Larson v. Lowden

Citation282 N.W. 669,204 Minn. 80
Decision Date09 December 1938
Docket Number31,796,31,797
PartiesJESSIE J. AND ALFRED LARSON v. FRANK O. LOWDEN AND OTHERS
CourtMinnesota Supreme Court

Action in the district court for Ramsey county by husband and wife against defendants as trustees of the property of the Chicago, Rock Island & Pacific Railway Company to recover for injuries sustained by the wife, for damage to the husband's auto, and consequential damages suffered by him because of his wife's injuries arising out of a collision between his car and one of defendants' trains at a crossing. The cases were tried together before Carlton McNally, Judge, and a jury, and verdicts were returned in each case in favor of defendants. Plaintiffs appealed from the judgments and from orders denying their motions for a new trial. Affirmed.

SYLLABUS

Municipal corporation -- ordinance -- validity -- regulation of train signals at crossings.

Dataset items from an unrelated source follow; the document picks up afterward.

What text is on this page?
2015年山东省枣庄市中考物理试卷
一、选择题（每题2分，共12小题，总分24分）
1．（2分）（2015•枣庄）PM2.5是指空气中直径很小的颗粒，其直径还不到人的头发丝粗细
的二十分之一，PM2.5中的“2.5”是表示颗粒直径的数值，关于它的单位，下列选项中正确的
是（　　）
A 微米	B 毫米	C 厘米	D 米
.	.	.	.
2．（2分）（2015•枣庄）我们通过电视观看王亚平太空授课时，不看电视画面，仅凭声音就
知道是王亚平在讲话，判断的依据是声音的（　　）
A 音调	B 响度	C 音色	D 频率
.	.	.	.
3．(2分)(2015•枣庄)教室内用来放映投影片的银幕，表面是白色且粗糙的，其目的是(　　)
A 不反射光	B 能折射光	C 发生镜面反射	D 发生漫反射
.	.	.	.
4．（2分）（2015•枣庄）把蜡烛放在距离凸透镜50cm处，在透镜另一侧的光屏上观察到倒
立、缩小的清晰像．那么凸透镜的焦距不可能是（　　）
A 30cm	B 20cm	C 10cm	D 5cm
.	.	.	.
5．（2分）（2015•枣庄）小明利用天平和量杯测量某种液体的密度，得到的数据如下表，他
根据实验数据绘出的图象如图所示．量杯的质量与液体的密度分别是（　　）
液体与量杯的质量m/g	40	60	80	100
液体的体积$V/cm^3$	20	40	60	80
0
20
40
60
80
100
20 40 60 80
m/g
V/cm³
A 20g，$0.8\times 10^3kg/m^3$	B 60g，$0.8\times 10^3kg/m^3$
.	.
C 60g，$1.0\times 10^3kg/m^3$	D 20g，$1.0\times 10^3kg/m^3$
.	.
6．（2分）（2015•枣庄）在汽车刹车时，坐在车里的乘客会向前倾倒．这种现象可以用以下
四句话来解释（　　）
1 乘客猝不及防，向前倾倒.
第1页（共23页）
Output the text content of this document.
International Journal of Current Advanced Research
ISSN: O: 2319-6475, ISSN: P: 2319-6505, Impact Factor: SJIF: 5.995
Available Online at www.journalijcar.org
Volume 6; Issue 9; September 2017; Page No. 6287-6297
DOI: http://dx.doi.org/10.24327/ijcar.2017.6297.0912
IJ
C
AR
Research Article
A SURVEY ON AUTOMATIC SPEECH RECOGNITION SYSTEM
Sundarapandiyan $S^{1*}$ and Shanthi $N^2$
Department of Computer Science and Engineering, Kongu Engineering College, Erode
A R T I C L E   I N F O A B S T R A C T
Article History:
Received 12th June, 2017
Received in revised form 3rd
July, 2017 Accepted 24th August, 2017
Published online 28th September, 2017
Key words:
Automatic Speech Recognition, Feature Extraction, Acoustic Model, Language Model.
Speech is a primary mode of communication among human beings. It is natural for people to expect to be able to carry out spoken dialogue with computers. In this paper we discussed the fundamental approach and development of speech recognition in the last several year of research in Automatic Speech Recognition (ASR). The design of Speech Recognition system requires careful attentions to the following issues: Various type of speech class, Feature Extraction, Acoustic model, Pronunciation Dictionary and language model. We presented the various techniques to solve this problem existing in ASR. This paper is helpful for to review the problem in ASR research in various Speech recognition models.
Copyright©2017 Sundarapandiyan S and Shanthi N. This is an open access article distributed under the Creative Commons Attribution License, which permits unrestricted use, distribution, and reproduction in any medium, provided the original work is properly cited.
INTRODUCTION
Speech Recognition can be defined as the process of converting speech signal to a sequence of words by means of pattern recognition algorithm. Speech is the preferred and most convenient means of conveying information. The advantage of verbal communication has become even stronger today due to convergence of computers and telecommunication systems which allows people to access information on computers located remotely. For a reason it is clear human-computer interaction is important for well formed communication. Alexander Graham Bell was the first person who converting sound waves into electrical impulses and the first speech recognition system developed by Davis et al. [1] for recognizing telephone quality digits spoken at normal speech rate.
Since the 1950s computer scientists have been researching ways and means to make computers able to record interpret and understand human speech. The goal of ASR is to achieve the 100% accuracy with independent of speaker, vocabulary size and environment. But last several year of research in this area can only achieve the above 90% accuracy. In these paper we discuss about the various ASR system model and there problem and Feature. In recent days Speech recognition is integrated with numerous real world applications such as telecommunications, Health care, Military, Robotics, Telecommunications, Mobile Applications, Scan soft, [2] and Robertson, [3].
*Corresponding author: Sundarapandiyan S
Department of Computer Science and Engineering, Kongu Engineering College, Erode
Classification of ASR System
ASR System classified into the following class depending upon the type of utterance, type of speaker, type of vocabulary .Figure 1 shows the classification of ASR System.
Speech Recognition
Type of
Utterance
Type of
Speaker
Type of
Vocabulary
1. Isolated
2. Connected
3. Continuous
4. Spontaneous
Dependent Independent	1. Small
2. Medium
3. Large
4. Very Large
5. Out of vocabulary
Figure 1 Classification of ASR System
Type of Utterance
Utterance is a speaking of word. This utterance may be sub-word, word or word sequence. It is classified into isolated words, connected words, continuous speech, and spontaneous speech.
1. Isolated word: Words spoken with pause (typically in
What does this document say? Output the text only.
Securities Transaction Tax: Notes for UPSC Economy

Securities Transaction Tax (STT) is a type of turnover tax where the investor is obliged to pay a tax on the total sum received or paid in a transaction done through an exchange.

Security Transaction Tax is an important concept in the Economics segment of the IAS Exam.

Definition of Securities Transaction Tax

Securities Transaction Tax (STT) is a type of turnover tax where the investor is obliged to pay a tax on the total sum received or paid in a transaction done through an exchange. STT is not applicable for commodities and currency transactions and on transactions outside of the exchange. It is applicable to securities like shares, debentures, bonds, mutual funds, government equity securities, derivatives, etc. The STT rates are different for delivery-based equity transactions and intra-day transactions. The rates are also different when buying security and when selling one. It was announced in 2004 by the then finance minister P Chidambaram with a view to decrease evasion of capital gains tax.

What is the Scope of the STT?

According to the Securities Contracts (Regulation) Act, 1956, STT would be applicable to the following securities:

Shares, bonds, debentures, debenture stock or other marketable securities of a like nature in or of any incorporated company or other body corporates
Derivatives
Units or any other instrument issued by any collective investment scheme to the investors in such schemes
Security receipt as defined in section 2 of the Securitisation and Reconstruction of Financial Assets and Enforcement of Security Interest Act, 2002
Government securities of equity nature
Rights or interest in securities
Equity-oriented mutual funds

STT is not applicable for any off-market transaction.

1. An ordinance prohibiting the unnecessary ringing of bells and blowing of whistles on locomotives within the corporate limits of a city is reasonable and valid.

Evidence -- ordinance -- admissibility in negligence case.

2. An ordinance, being an evidentiary fact in a negligence case may be proved without having been pleaded, like any other fact tending to prove or disprove the ultimate fact of negligence.

Railroad -- duty to give signals -- action against railroad -- instructions.

3. An instruction that under a city ordinance which provides that a railroad shall not ring a bell or blow a whistle except against immediate threatened danger a railroad is not negligent because of the failure alone to blow a whistle or ring a bell, but that it is a question of fact whether, in the exercise of due care in the operation of a train, it is the duty of the railroad to give such a warning against such danger, correctly applies the ordinance.

Railroad -- crossing -- "obstruction" -- statute.

4. An obstruction of the driver's view, which by 1 Mason Minn St. 1927, § 2720-4(b), is deemed to exist when he does not have a clear and uninterrupted view of an intersection, includes all obstructions without qualification as to kind, source, or permanency, and may include temporary accumulations of snow and other materials upon the windshield as well permanent structures such as buildings and embankments by the roadside which cut off the view.

Samuel A. Anderson and Russell M. Carlson, for appellants.

O'Brien, Horn & Stringer, for respondents.

OPINION

PETERSON, JUSTICE.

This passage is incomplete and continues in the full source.